A casino, or gaming hall, is a place where people may gamble on games of chance. Most casinos offer a variety of table and slot machines and feature live entertainment such as stage shows. In addition, some offer food and drinks. Some also offer sports betting and other attractions. Many state governments regulate and license casinos.
Because of the large amounts of money handled within a casino, patrons and employees may be tempted to cheat or steal, either in collusion or independently. To counter this, most modern casinos have a number of security measures.

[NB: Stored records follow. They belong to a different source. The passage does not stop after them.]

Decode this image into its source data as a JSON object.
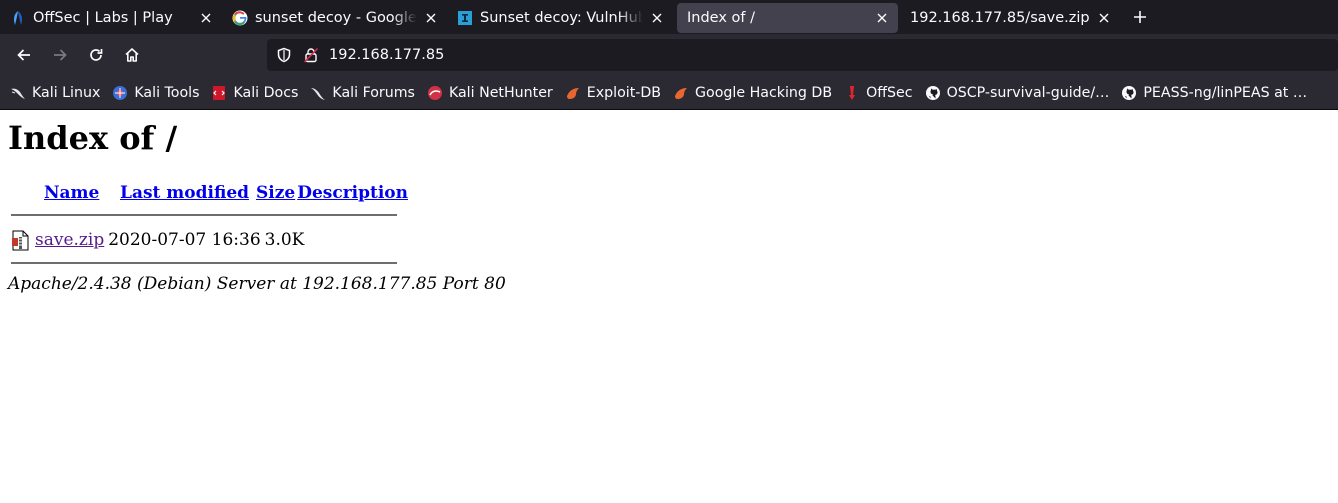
{
  "browser": {
    "tabs": [
      {
        "title": "OffSec | Labs | Play",
        "icon": "offsec-icon",
        "active": false
      },
      {
        "title": "sunset decoy - Google Se",
        "icon": "google-icon",
        "active": false
      },
      {
        "title": "Sunset decoy: VulnHub C",
        "icon": "infosec-icon",
        "active": false
      },
      {
        "title": "Index of /",
        "icon": "",
        "active": true
      },
      {
        "title": "192.168.177.85/save.zip",
        "icon": "",
        "active": false
      }
    ],
    "url": "192.168.177.85",
    "bookmarks": [
      {
        "label": "Kali Linux",
        "icon": "kali-icon"
      },
      {
        "label": "Kali Tools",
        "icon": "kali-tools-icon"
      },
      {
        "label": "Kali Docs",
        "icon": "kali-docs-icon"
      },
      {
        "label": "Kali Forums",
        "icon": "kali-forums-icon"
      },
      {
        "label": "Kali NetHunter",
        "icon": "nethunter-icon"
      },
      {
        "label": "Exploit-DB",
        "icon": "exploit-db-icon"
      },
      {
        "label": "Google Hacking DB",
        "icon": "ghdb-icon"
      },
      {
        "label": "OffSec",
        "icon": "offsec-bookmark-icon"
      },
      {
        "label": "OSCP-survival-guide/…",
        "icon": "github-icon"
      },
      {
        "label": "PEASS-ng/linPEAS at …",
        "icon": "github-icon"
      }
    ]
  },
  "page": {
    "heading": "Index of /",
    "columns": {
      "name": "Name",
      "last_modified": "Last modified",
      "size": "Size",
      "description": "Description"
    },
    "files": [
      {
        "name": "save.zip",
        "modified": "2020-07-07 16:36",
        "size": "3.0K",
        "description": "",
        "icon": "compressed-file-icon"
      }
    ],
    "server_signature": "Apache/2.4.38 (Debian) Server at 192.168.177.85 Port 80"
  }
}
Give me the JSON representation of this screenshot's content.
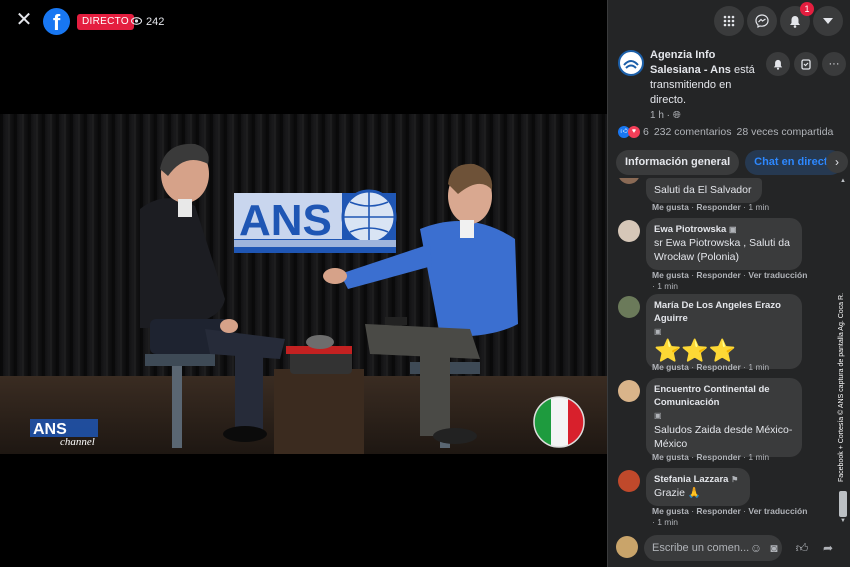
{
  "video": {
    "live_label": "DIRECTO",
    "viewer_count": "242",
    "studio_logo_text": "ANS",
    "channel_logo_text": "ANS",
    "channel_logo_sub": "channel"
  },
  "page": {
    "name": "Agenzia Info Salesiana - Ans",
    "status_text": "está transmitiendo en directo.",
    "time": "1 h"
  },
  "stats": {
    "reactions_count": "6",
    "comments": "232 comentarios",
    "shares": "28 veces compartida"
  },
  "tabs": [
    {
      "label": "Información general"
    },
    {
      "label": "Chat en directo"
    }
  ],
  "actions": {
    "like": "Me gusta",
    "reply": "Responder",
    "translate": "Ver traducción"
  },
  "comments": [
    {
      "name": "",
      "text": "Saluti da El Salvador",
      "time": "1 min"
    },
    {
      "name": "Ewa Piotrowska",
      "text": "sr Ewa Piotrowska , Saluti da Wrocław (Polonia)",
      "time": "1 min"
    },
    {
      "name": "María De Los Angeles Erazo Aguirre",
      "text": "⭐⭐⭐",
      "time": "1 min"
    },
    {
      "name": "Encuentro Continental de Comunicación",
      "text": "Saludos Zaida desde México-México",
      "time": "1 min"
    },
    {
      "name": "Stefania Lazzara",
      "text": "Grazie 🙏",
      "time": "1 min"
    }
  ],
  "composer": {
    "placeholder": "Escribe un comen..."
  },
  "credit": "Facebook + Cortesía © ANS captura de pantalla Ag. Coca R.",
  "colors": {
    "live_red": "#e41e3f",
    "fb_blue": "#1877f2",
    "sidebar_bg": "#242526",
    "bubble_bg": "#3a3b3c",
    "link_blue": "#2d88ff",
    "sweater_blue": "#3b6fd0"
  },
  "notifications": "1"
}
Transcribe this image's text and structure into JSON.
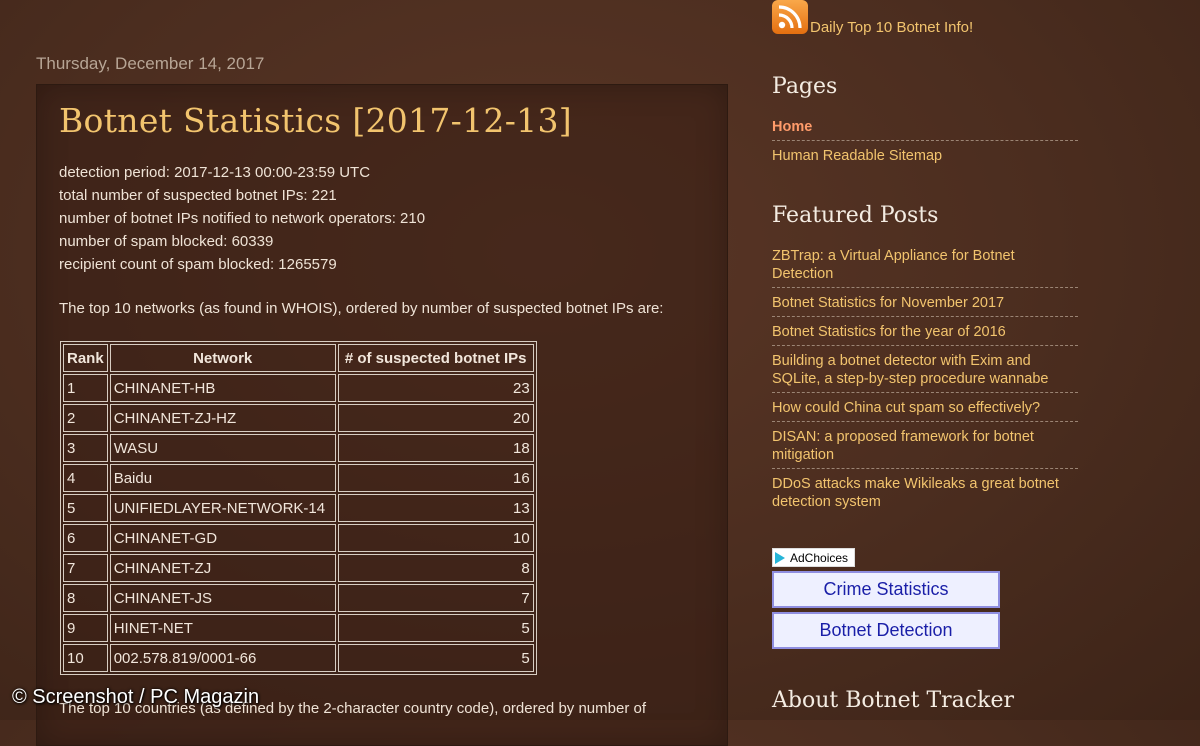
{
  "post": {
    "date": "Thursday, December 14, 2017",
    "title": "Botnet Statistics [2017-12-13]",
    "stats": [
      "detection period: 2017-12-13 00:00-23:59 UTC",
      "total number of suspected botnet IPs: 221",
      "number of botnet IPs notified to network operators: 210",
      "number of spam blocked: 60339",
      "recipient count of spam blocked: 1265579"
    ],
    "networks_intro": "The top 10 networks (as found in WHOIS), ordered by number of suspected botnet IPs are:",
    "table": {
      "headers": [
        "Rank",
        "Network",
        "# of suspected botnet IPs"
      ],
      "rows": [
        [
          "1",
          "CHINANET-HB",
          "23"
        ],
        [
          "2",
          "CHINANET-ZJ-HZ",
          "20"
        ],
        [
          "3",
          "WASU",
          "18"
        ],
        [
          "4",
          "Baidu",
          "16"
        ],
        [
          "5",
          "UNIFIEDLAYER-NETWORK-14",
          "13"
        ],
        [
          "6",
          "CHINANET-GD",
          "10"
        ],
        [
          "7",
          "CHINANET-ZJ",
          "8"
        ],
        [
          "8",
          "CHINANET-JS",
          "7"
        ],
        [
          "9",
          "HINET-NET",
          "5"
        ],
        [
          "10",
          "002.578.819/0001-66",
          "5"
        ]
      ]
    },
    "countries_intro": "The top 10 countries (as defined by the 2-character country code), ordered by number of"
  },
  "watermark": "© Screenshot / PC Magazin",
  "sidebar": {
    "rss_label": "Daily Top 10 Botnet Info!",
    "pages_heading": "Pages",
    "pages": [
      {
        "label": "Home",
        "active": true
      },
      {
        "label": "Human Readable Sitemap",
        "active": false
      }
    ],
    "featured_heading": "Featured Posts",
    "featured": [
      "ZBTrap: a Virtual Appliance for Botnet Detection",
      "Botnet Statistics for November 2017",
      "Botnet Statistics for the year of 2016",
      "Building a botnet detector with Exim and SQLite, a step-by-step procedure wannabe",
      "How could China cut spam so effectively?",
      "DISAN: a proposed framework for botnet mitigation",
      "DDoS attacks make Wikileaks a great botnet detection system"
    ],
    "adchoices_label": "AdChoices",
    "ad_buttons": [
      "Crime Statistics",
      "Botnet Detection"
    ],
    "about_heading": "About Botnet Tracker"
  },
  "colors": {
    "background": "#4b2d1f",
    "title_gold": "#f2c46e",
    "link_gold": "#f2c46e",
    "active_link": "#ff9b6a",
    "ad_button_text": "#1a1fa8"
  },
  "icons": {
    "rss": "rss-feed-icon",
    "adchoices": "adchoices-icon"
  }
}
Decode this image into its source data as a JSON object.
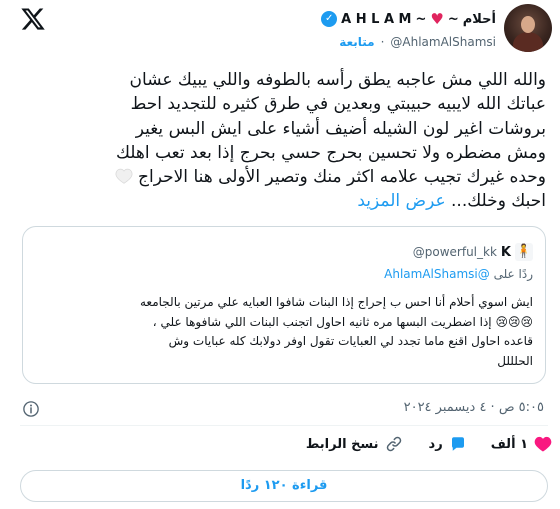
{
  "author": {
    "display_name": "أحلام",
    "name_prefix": "~",
    "name_latin": "A H L A M",
    "name_suffix": "~",
    "handle": "@AhlamAlShamsi",
    "follow_label": "متابعة"
  },
  "tweet": {
    "lines": [
      "والله اللي مش عاجبه يطق رأسه بالطوفه واللي يبيك عشان",
      "عباتك الله لايبيه حبيبتي وبعدين في طرق كثيره للتجديد احط",
      "بروشات اغير لون الشيله أضيف أشياء على ايش البس يغير",
      "ومش مضطره ولا تحسين بحرج حسي بحرج إذا بعد تعب اهلك",
      "وحده غيرك تجيب علامه اكثر منك وتصير الأولى هنا الاحراج"
    ],
    "last_line": "احبك وخلك...",
    "show_more": "عرض المزيد"
  },
  "quote": {
    "name": "K",
    "handle": "@powerful_kk",
    "reply_prefix": "ردًا على",
    "reply_to": "@AhlamAlShamsi",
    "lines": [
      "ايش اسوي أحلام أنا احس ب إحراج إذا البنات شافوا العبايه علي مرتين بالجامعه",
      "😢😢😢 إذا اضطريت البسها مره ثانيه احاول اتجنب البنات اللي شافوها علي ،",
      "قاعده احاول اقنع ماما تجدد لي العبايات تقول اوفر دولابك كله عبايات وش",
      "الحلللل"
    ]
  },
  "meta": {
    "timestamp": "٥:٠٥ ص · ٤ ديسمبر ٢٠٢٤"
  },
  "actions": {
    "like_count": "١ ألف",
    "reply_label": "رد",
    "copy_label": "نسخ الرابط"
  },
  "read_button": "قراءة ١٢٠ ردًا",
  "colors": {
    "accent": "#1d9bf0",
    "like": "#f91880",
    "text": "#0f1419",
    "secondary": "#536471",
    "border": "#cfd9de"
  },
  "icons": [
    "x-logo-icon",
    "verified-badge-icon",
    "red-heart-icon",
    "white-heart-icon",
    "info-icon",
    "heart-icon",
    "reply-icon",
    "link-icon",
    "avatar"
  ]
}
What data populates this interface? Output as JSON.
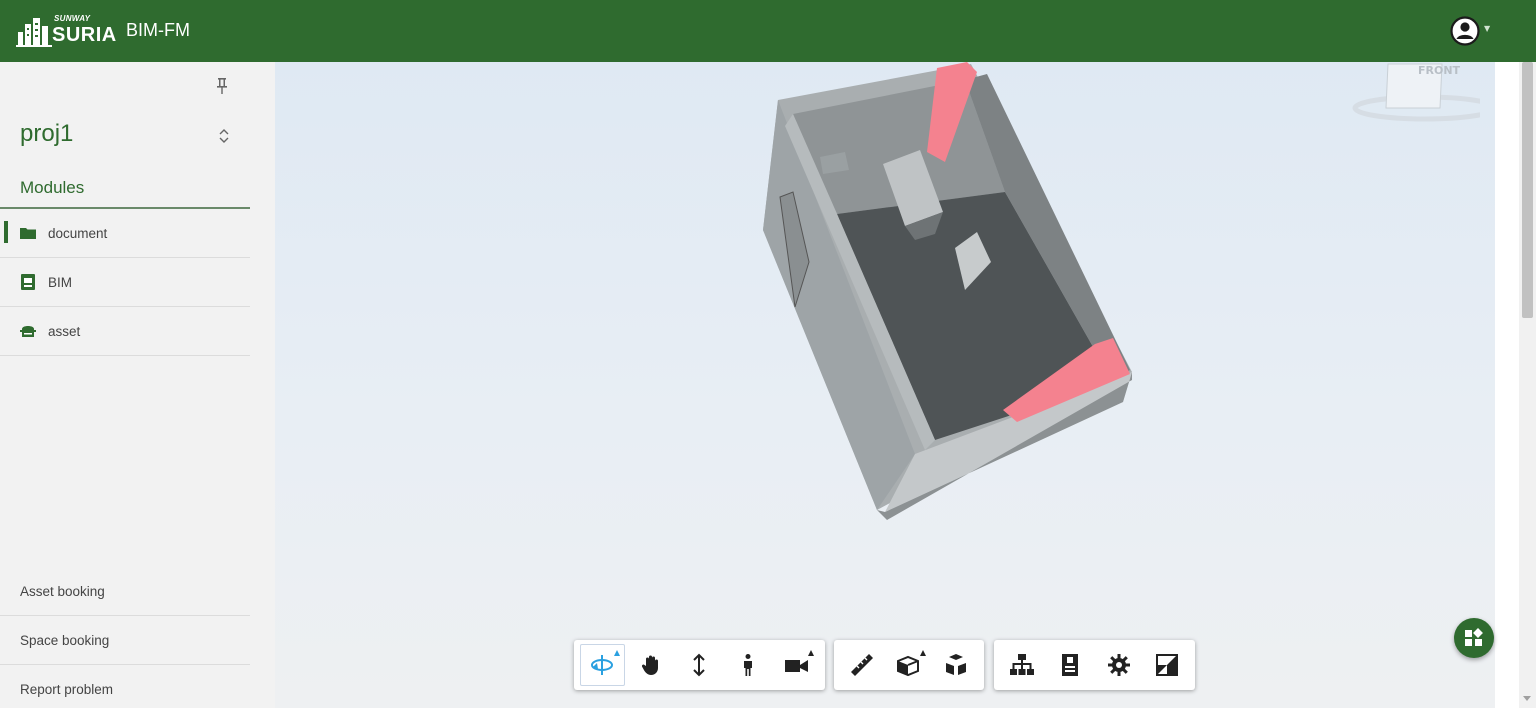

The most common are video cameras that monitor the gambling area and the actions of patrons. These are located throughout the casino and can be focused on specific suspicious patrons by security workers in a room filled with banks of security monitors (known as the eye-in-the-sky). Catwalks in the ceiling allow surveillance personnel to look down directly, through one way glass, on the activities at tables and slot machines.
Despite their apparent randomness, all casino games have mathematically determined advantages for the house. These are reflected in the odds or house edge of each game. For example, the advantage of a slot machine is about 4 percent but that of a roulette wheel is less than 1 percent.
In the past, mobster involvement in casinos was common, but federal crackdowns on Mafia crime and the increased competition of hotel chains and real estate investors with deep pockets has forced gangsters out of the business. The modern casinos have a lot more money to spend on security and lavish inducements for big bettors, including free spectacular entertainment, transportation and luxury living quarters. In the United States, the Las Vegas Valley has the largest concentration of casinos. Other important gaming centers include Atlantic City, New Jersey and Chicago. In addition, many American Indian reservations have casinos.